Idiocracy

Mike Judge’s follow-up to “Office Space” mixes in some “Beavis and Butthead” to create a a biting satire about modern culture. It stars Luke Wilson. It sat on a shelf at Fox for two years before debuting this month in a very limited release.
Carina Chocano, LA Times: Idiocracy: “What does Mike Judge have to do to get a movie released and marketed? He could stop making satires as merciless and spot-on as this one, for one thing. His second film in seven years, “Idiocracy,” was completed nearly two years ago and dumped on Friday, reviewless and unmarketed, in six markets not including New York and San Francisco. (Because who could possibly be interested in the long-awaited movie by the director of “Office Space” there?)”
Nathan Rabin, The Onion A.V. Club: Idiocracy: “In Beavis And Butt-head, that devolution is just suggested; in Idiocracy, it’s made dizzyingly literal. A perfectly cast Luke Wilson stars as a quintessential everyman who hibernates for centuries and wakes up in a society so degraded by insipid popular culture, crass consumerism, and rampant anti-intellectualism that he qualifies as the smartest man in the world. Corporations cater even more unashamedly to the primal needs of the lowest common denominator—Starbucks now traffics in handjobs as well as lattes—and the English language has devolved into a hilarious patois of hillbilly, Ebonics, and slang.”

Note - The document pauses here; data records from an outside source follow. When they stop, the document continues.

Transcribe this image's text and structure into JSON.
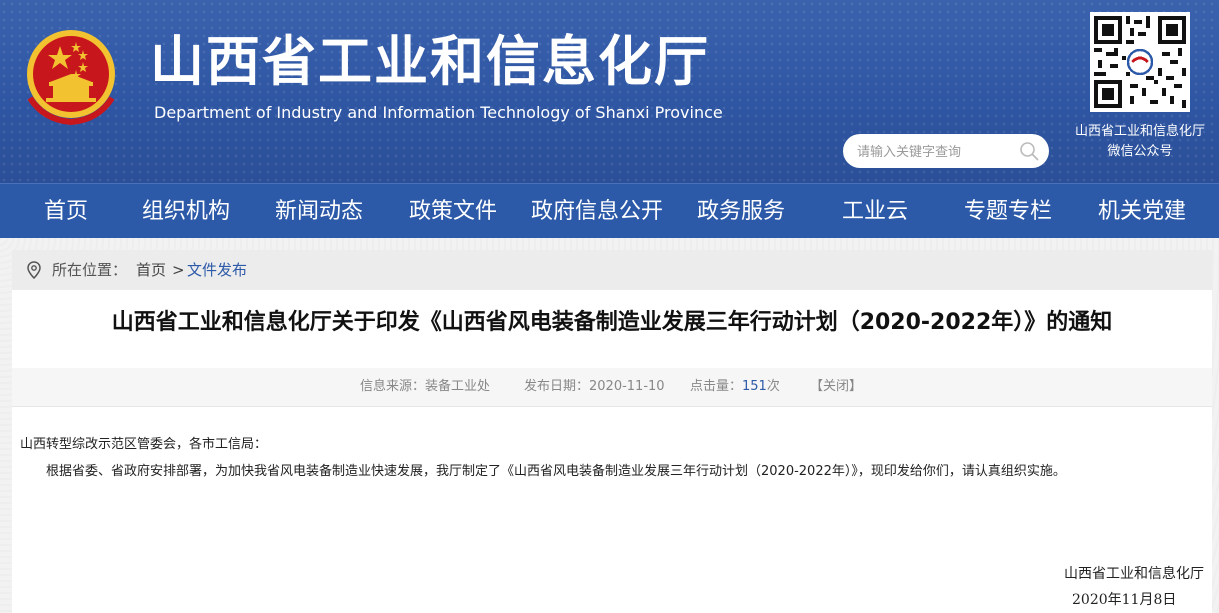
{
  "header": {
    "title": "山西省工业和信息化厅",
    "subtitle": "Department of Industry and Information Technology of Shanxi Province",
    "search_placeholder": "请输入关键字查询",
    "qr_caption_line1": "山西省工业和信息化厅",
    "qr_caption_line2": "微信公众号"
  },
  "nav": {
    "items": [
      "首页",
      "组织机构",
      "新闻动态",
      "政策文件",
      "政府信息公开",
      "政务服务",
      "工业云",
      "专题专栏",
      "机关党建"
    ]
  },
  "breadcrumb": {
    "label": "所在位置：",
    "home": "首页",
    "separator": ">",
    "current": "文件发布"
  },
  "article": {
    "title": "山西省工业和信息化厅关于印发《山西省风电装备制造业发展三年行动计划（2020-2022年）》的通知",
    "meta": {
      "source_label": "信息来源：",
      "source_value": "装备工业处",
      "date_label": "发布日期：",
      "date_value": "2020-11-10",
      "views_label": "点击量：",
      "views_value": "151",
      "views_unit": "次",
      "close_label": "【关闭】"
    },
    "salutation": "山西转型综改示范区管委会，各市工信局：",
    "body": "根据省委、省政府安排部署，为加快我省风电装备制造业快速发展，我厅制定了《山西省风电装备制造业发展三年行动计划（2020-2022年）》，现印发给你们，请认真组织实施。",
    "signature": "山西省工业和信息化厅",
    "sign_date": "2020年11月8日"
  },
  "colors": {
    "header_blue": "#2f56a3",
    "nav_blue": "#2d5aa8",
    "emblem_red": "#c8161d",
    "emblem_gold": "#f2c230"
  }
}
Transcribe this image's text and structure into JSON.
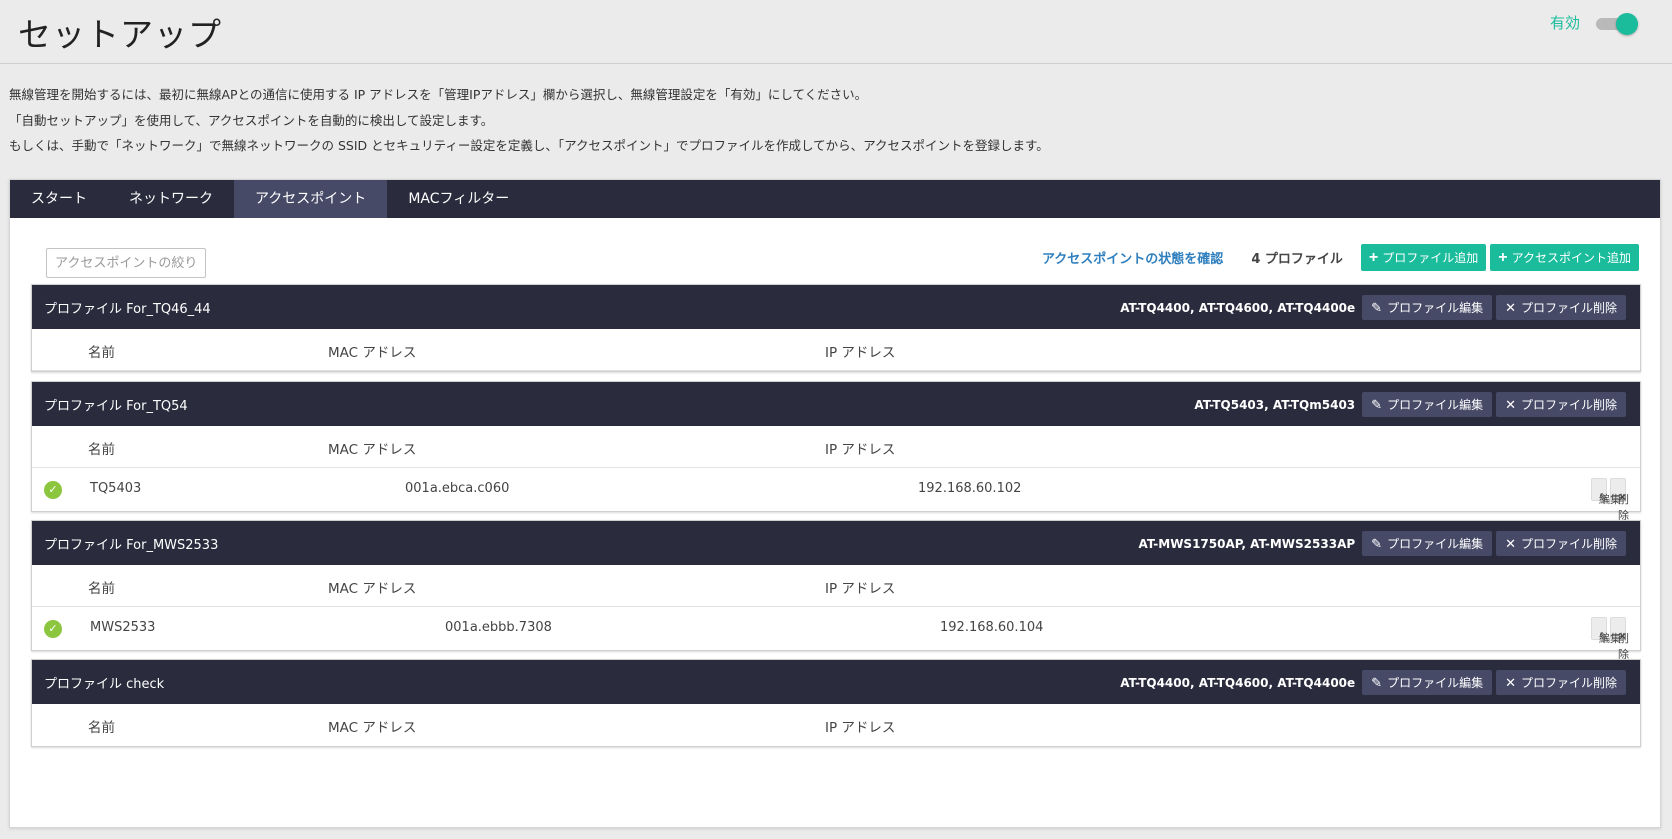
{
  "header": {
    "title": "セットアップ",
    "enable_label": "有効",
    "enabled": true
  },
  "description": [
    "無線管理を開始するには、最初に無線APとの通信に使用する IP アドレスを「管理IPアドレス」欄から選択し、無線管理設定を「有効」にしてください。",
    "「自動セットアップ」を使用して、アクセスポイントを自動的に検出して設定します。",
    "もしくは、手動で「ネットワーク」で無線ネットワークの SSID とセキュリティー設定を定義し、「アクセスポイント」でプロファイルを作成してから、アクセスポイントを登録します。"
  ],
  "tabs": [
    {
      "label": "スタート",
      "active": false
    },
    {
      "label": "ネットワーク",
      "active": false
    },
    {
      "label": "アクセスポイント",
      "active": true
    },
    {
      "label": "MACフィルター",
      "active": false
    }
  ],
  "toolbar": {
    "filter_placeholder": "アクセスポイントの絞り込み",
    "status_link": "アクセスポイントの状態を確認",
    "profile_count": "4 プロファイル",
    "add_profile": "プロファイル追加",
    "add_ap": "アクセスポイント追加"
  },
  "columns": {
    "name": "名前",
    "mac": "MAC アドレス",
    "ip": "IP アドレス"
  },
  "buttons": {
    "edit_profile": "プロファイル編集",
    "delete_profile": "プロファイル削除",
    "edit": "編集",
    "delete": "削除"
  },
  "profiles": [
    {
      "name": "プロファイル For_TQ46_44",
      "models": "AT-TQ4400, AT-TQ4600, AT-TQ4400e",
      "aps": []
    },
    {
      "name": "プロファイル For_TQ54",
      "models": "AT-TQ5403, AT-TQm5403",
      "aps": [
        {
          "name": "TQ5403",
          "mac": "001a.ebca.c060",
          "ip": "192.168.60.102"
        }
      ]
    },
    {
      "name": "プロファイル For_MWS2533",
      "models": "AT-MWS1750AP, AT-MWS2533AP",
      "aps": [
        {
          "name": "MWS2533",
          "mac": "001a.ebbb.7308",
          "ip": "192.168.60.104"
        }
      ]
    },
    {
      "name": "プロファイル check",
      "models": "AT-TQ4400, AT-TQ4600, AT-TQ4400e",
      "aps": []
    }
  ],
  "colors": {
    "accent": "#1abc9c",
    "header_dark": "#2a2b3d",
    "tab_active": "#474a67",
    "link": "#2f7fbe",
    "ok": "#8cc63f"
  }
}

Edward Havens, FilmJerk.com: Idiocracy “Like many of the greatest cinematic comedies, “Idiocracy” is a lean machine, clocking in at a mere 83 minutes. It sets up its premise succinctly and gets right into the story, flooring the acceleration right from the get-go and never looking back until the very end. Not a moment is wasted. Everything that happens on the screen is there for a reason, every joke set up to payoff two or three more down the road.”
Reviews are generally positive (currently 75% fresh at Rotten Tomatoes.)